# Name for facet of a cone containing all but one edge

Let $$C \subseteq \mathbb R^n$$ be a polyhedral cone, so generated by its edges ($$1$$-dimensional faces) and $$F \subseteq C$$ a facet (codimension $$1$$ face) of it containing every edge except $$e$$. In particular, the map $$F \times e \stackrel{+}{\to} C$$ is an isomorphism of cones.

Is there a name for this property of $$F$$ or $$e$$ (which determine one another)?

Essentially, I regard the edges $$e$$ like this as kind of trivial, and would like to split them off to deal with the difficult part of $$C$$. So maybe one could speak of a “core facet” $$F$$ of $$C$$, and let the “core of $$C$$” be the intersection of the “core facets”. Then the map $$core(C) \times \prod_{\text{core edges }e} e \stackrel{+}{\to} C$$ would be an isomorphism, and $$core(C)$$ would have no core edges.

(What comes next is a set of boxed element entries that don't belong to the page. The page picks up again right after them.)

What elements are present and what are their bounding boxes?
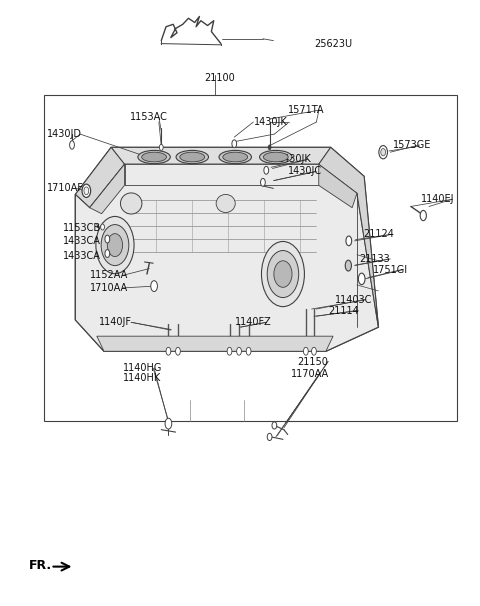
Ellipse shape xyxy=(101,224,105,230)
Text: 25623U: 25623U xyxy=(314,39,352,48)
Ellipse shape xyxy=(264,152,288,162)
Text: 1430JK: 1430JK xyxy=(254,117,288,127)
Ellipse shape xyxy=(105,235,110,243)
Text: 21133: 21133 xyxy=(360,254,390,264)
Text: 1140FZ: 1140FZ xyxy=(235,318,272,327)
Ellipse shape xyxy=(70,141,74,149)
Text: 1430JK: 1430JK xyxy=(278,155,312,164)
Text: 21114: 21114 xyxy=(328,306,359,316)
Text: 1170AA: 1170AA xyxy=(290,368,329,379)
Polygon shape xyxy=(75,147,124,208)
Ellipse shape xyxy=(268,145,271,150)
Ellipse shape xyxy=(260,150,292,164)
Text: 21150: 21150 xyxy=(297,356,328,367)
Ellipse shape xyxy=(359,273,365,285)
Text: 1710AA: 1710AA xyxy=(90,283,128,293)
Polygon shape xyxy=(90,164,124,214)
Polygon shape xyxy=(75,164,378,351)
Ellipse shape xyxy=(379,145,387,159)
Polygon shape xyxy=(319,147,378,327)
Ellipse shape xyxy=(262,241,304,307)
Ellipse shape xyxy=(381,148,385,156)
Bar xyxy=(44,95,457,421)
Ellipse shape xyxy=(120,193,142,214)
Ellipse shape xyxy=(84,187,89,195)
Ellipse shape xyxy=(105,250,110,258)
Polygon shape xyxy=(111,147,331,164)
Ellipse shape xyxy=(267,250,299,298)
Text: 1140JF: 1140JF xyxy=(99,318,132,327)
Text: 1140HK: 1140HK xyxy=(123,373,161,384)
Ellipse shape xyxy=(216,195,235,213)
Ellipse shape xyxy=(274,261,292,287)
Text: 1573GE: 1573GE xyxy=(393,140,431,150)
Text: 1430JC: 1430JC xyxy=(288,167,322,176)
Text: 1140EJ: 1140EJ xyxy=(421,195,455,204)
Ellipse shape xyxy=(101,225,129,265)
Text: 1152AA: 1152AA xyxy=(90,270,128,280)
Ellipse shape xyxy=(166,347,171,355)
Text: FR.: FR. xyxy=(29,559,52,572)
Polygon shape xyxy=(319,164,357,208)
Ellipse shape xyxy=(96,216,134,274)
Text: 1153AC: 1153AC xyxy=(130,112,168,122)
Text: 21100: 21100 xyxy=(204,73,235,83)
Ellipse shape xyxy=(108,234,122,256)
Ellipse shape xyxy=(232,140,237,148)
Ellipse shape xyxy=(261,178,265,186)
Text: 1751GI: 1751GI xyxy=(372,265,408,275)
Polygon shape xyxy=(97,336,333,351)
Ellipse shape xyxy=(142,152,167,162)
Ellipse shape xyxy=(264,167,269,174)
Ellipse shape xyxy=(223,152,248,162)
Ellipse shape xyxy=(176,150,208,164)
Text: 1140HG: 1140HG xyxy=(123,363,162,373)
Text: 1430JD: 1430JD xyxy=(47,129,82,139)
Ellipse shape xyxy=(138,150,170,164)
Text: 21124: 21124 xyxy=(363,229,394,239)
Ellipse shape xyxy=(237,347,241,355)
Text: 11403C: 11403C xyxy=(336,295,373,305)
Ellipse shape xyxy=(176,347,180,355)
Ellipse shape xyxy=(312,347,316,355)
Ellipse shape xyxy=(219,150,252,164)
Ellipse shape xyxy=(420,210,426,221)
Text: 1710AF: 1710AF xyxy=(47,184,84,193)
Text: 1433CA: 1433CA xyxy=(63,236,101,246)
Ellipse shape xyxy=(227,347,232,355)
Ellipse shape xyxy=(246,347,251,355)
Ellipse shape xyxy=(272,422,277,429)
Ellipse shape xyxy=(82,184,91,198)
Ellipse shape xyxy=(159,144,163,150)
Ellipse shape xyxy=(303,347,308,355)
Ellipse shape xyxy=(345,260,351,271)
Ellipse shape xyxy=(267,433,272,441)
Ellipse shape xyxy=(346,236,352,245)
Text: 1571TA: 1571TA xyxy=(288,105,324,115)
Polygon shape xyxy=(75,147,378,351)
Ellipse shape xyxy=(165,418,172,429)
Ellipse shape xyxy=(151,281,157,291)
Ellipse shape xyxy=(180,152,204,162)
Text: 1433CA: 1433CA xyxy=(63,251,101,261)
Text: 1153CB: 1153CB xyxy=(63,222,102,233)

There is a similar, familiar construction in the theory of simplicial complexes, where a “cone vertex” $$v$$ of $$\Delta$$ is one lying in every maximal face. One can safely delete all the cone vertices, and recone on them to reconstruct $$\Delta$$. Obviously one doesn’t want to steal this terminology directly and speak of “cone edges”.